What’s Driving Specification 2.0?
A while back I wrote a post about the building industry’s million-dollar question: “How do you get spec’d by an architect?” It remains one of the most important questions when you consider the architect industry’s purchasing power and role in material selection. But it’s not the only question driving specs, and it’s not the only one worth evaluating.
Two equally important questions to add to the specification conversation are: What do owners want? And what do building codes require?
The role of the owner
An architect may have certain materials in mind for a building, from hyper-insulated, operable glazing to adaptable products for flex workspaces, but the viability of these strategies boils down to how the building is going to be used. An expansive, double-glazed curtain wall with exceptional solar control and insulating capabilities may help an educational facility design team to meet stringent energy goals, but negatively impact occupant outcomes if it’s in an area where students are frequently studying and glare isn’t properly accounted for. Performance and use must align.
While architects are well aware of this tension, it’s something we in the glazing industry should be evaluating as well. Understanding what building owners want early on and how they envision occupants using a building makes it that much easier to tailor glass and framing products to exact project needs. This ultimately increases chances of specification and decreases risk of being value engineered out of projects.
Taking into account codes
It’s also important to consider how an architect’s desires and building codes play nicely together. We see this often in the fire-rated glazing world. Buildings are getting more complex, the occupant experience is being accounted for more and firms are constantly pushing the boundaries of design. They understandably don’t want to compromise their overall vision to meet code, but making sure crucial life safety, security and performance standards are met is a must.
While this conflict isn’t new, it also isn’t going anywhere anytime soon.
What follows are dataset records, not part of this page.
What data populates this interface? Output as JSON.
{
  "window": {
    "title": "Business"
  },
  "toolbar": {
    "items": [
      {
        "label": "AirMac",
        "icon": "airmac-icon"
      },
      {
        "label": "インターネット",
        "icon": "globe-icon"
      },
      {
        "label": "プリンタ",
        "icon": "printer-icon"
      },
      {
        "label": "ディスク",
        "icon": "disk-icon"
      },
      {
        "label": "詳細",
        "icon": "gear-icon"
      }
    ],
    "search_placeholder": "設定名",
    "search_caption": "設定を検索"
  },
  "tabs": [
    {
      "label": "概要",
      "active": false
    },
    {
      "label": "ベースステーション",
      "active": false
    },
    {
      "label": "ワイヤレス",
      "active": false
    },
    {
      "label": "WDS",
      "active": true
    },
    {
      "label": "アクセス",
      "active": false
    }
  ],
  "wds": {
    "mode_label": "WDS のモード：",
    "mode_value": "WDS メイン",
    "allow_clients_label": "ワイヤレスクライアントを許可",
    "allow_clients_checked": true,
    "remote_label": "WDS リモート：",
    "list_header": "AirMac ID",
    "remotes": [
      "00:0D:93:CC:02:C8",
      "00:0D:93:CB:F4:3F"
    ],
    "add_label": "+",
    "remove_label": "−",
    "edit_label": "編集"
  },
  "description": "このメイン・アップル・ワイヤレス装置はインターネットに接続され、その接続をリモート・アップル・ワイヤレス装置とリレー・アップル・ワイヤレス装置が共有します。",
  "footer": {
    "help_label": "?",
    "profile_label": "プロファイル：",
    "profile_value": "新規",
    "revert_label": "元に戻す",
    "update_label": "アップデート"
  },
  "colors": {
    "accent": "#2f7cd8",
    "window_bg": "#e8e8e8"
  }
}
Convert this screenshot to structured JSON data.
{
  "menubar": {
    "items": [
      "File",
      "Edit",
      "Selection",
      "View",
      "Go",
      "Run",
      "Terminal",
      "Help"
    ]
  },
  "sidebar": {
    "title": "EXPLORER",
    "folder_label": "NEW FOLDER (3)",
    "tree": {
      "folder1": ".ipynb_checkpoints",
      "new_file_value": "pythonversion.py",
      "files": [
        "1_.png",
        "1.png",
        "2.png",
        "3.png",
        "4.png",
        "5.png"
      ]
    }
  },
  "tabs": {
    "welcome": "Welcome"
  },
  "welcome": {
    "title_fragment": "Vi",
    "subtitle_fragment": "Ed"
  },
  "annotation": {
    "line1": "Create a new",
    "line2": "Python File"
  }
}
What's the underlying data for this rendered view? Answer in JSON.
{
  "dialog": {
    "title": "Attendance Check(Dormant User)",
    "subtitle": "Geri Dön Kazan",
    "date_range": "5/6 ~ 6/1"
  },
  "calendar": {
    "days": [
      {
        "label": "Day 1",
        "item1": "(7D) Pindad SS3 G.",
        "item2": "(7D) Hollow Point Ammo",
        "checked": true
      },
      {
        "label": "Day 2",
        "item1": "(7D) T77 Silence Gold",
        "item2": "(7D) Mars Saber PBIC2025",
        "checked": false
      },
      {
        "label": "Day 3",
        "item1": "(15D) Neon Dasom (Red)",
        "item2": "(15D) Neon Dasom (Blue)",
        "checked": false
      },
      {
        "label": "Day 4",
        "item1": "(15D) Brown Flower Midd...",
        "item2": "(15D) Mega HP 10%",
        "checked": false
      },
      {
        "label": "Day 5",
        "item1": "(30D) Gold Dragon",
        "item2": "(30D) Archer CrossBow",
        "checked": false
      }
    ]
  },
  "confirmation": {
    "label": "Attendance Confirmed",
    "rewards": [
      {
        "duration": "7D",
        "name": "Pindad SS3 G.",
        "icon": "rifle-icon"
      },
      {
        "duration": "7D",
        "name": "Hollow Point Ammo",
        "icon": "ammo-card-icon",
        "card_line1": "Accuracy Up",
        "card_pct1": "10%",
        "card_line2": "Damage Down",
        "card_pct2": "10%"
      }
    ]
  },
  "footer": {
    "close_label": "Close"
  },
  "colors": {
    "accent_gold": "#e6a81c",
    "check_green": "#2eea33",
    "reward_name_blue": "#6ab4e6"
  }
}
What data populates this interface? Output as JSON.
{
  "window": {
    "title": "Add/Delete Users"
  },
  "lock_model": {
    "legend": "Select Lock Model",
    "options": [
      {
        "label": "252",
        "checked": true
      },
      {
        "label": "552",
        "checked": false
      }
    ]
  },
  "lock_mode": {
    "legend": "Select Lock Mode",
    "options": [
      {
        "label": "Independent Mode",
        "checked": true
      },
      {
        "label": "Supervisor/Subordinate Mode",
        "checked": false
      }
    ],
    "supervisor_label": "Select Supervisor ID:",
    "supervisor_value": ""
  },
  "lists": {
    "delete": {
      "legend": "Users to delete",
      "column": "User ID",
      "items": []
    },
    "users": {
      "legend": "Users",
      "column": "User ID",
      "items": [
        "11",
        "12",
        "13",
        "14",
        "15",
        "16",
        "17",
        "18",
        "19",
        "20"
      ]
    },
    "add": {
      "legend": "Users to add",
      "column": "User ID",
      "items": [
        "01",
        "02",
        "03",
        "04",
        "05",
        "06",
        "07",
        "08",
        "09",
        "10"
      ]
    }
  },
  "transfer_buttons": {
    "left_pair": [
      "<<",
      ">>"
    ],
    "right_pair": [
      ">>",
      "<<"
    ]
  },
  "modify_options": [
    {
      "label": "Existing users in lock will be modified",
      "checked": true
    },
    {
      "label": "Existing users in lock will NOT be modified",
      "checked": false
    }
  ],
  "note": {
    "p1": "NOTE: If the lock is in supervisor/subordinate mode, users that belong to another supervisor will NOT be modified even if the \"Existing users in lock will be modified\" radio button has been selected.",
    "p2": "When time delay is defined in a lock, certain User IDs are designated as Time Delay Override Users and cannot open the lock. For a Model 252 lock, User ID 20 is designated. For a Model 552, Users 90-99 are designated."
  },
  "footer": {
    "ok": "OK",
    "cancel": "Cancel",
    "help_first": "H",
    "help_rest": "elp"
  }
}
Architects are continuing to ask, “is this possible” and “what’s available?” We saw this just the other day when a firm requested exterior fire-rated glass with frits and coatings typically reserved for non-rated applications. The question for all of us in the glazing industry is: how are we responding? What’s not possible and will negatively impact performance outcomes? On the flip side, what needs to be tested? How we can we continue offering solutions that deliver on all needs?
Where we’re headed
Taking it a step further, the future of codes and standards is already driving specification, bringing with it heightened innovation. Consider how energy, security and life safety regulations are tightening. In some instances, numerous stringent performance standards may apply to the same product. Thom Zaremba brought up a great example of this in a recent code interview. As energy codes increase in stringency for the exterior of the building envelope, Zaremba noted that exterior glazing in tight lot line situations will not only need to meet applicable levels of fire protection, but also ever-increasing energy standards. A future where exterior fire-rated glass will need to help generate electricity from the sun for building use is not far off.
On the security front, we’re already seeing this “multi-demand” scenario play out in specs calling for fire-rated glass with all sorts of security requirements. While these security measures are not yet mandated by code, the desire for multifunctional glass is already here and growing. Offering solutions to meet current and future demands is key as building owners look ahead and evaluate long-term performance and upgrades.
What it comes down to
While I can’t ultimately say I know what drives specification, I do know the tension between what an owner and architect want and what’s mandated by code is good for the industry. These two factors continue to drive innovation and push boundaries. When we pay attention to them, we make it easier for firms to realize their designs.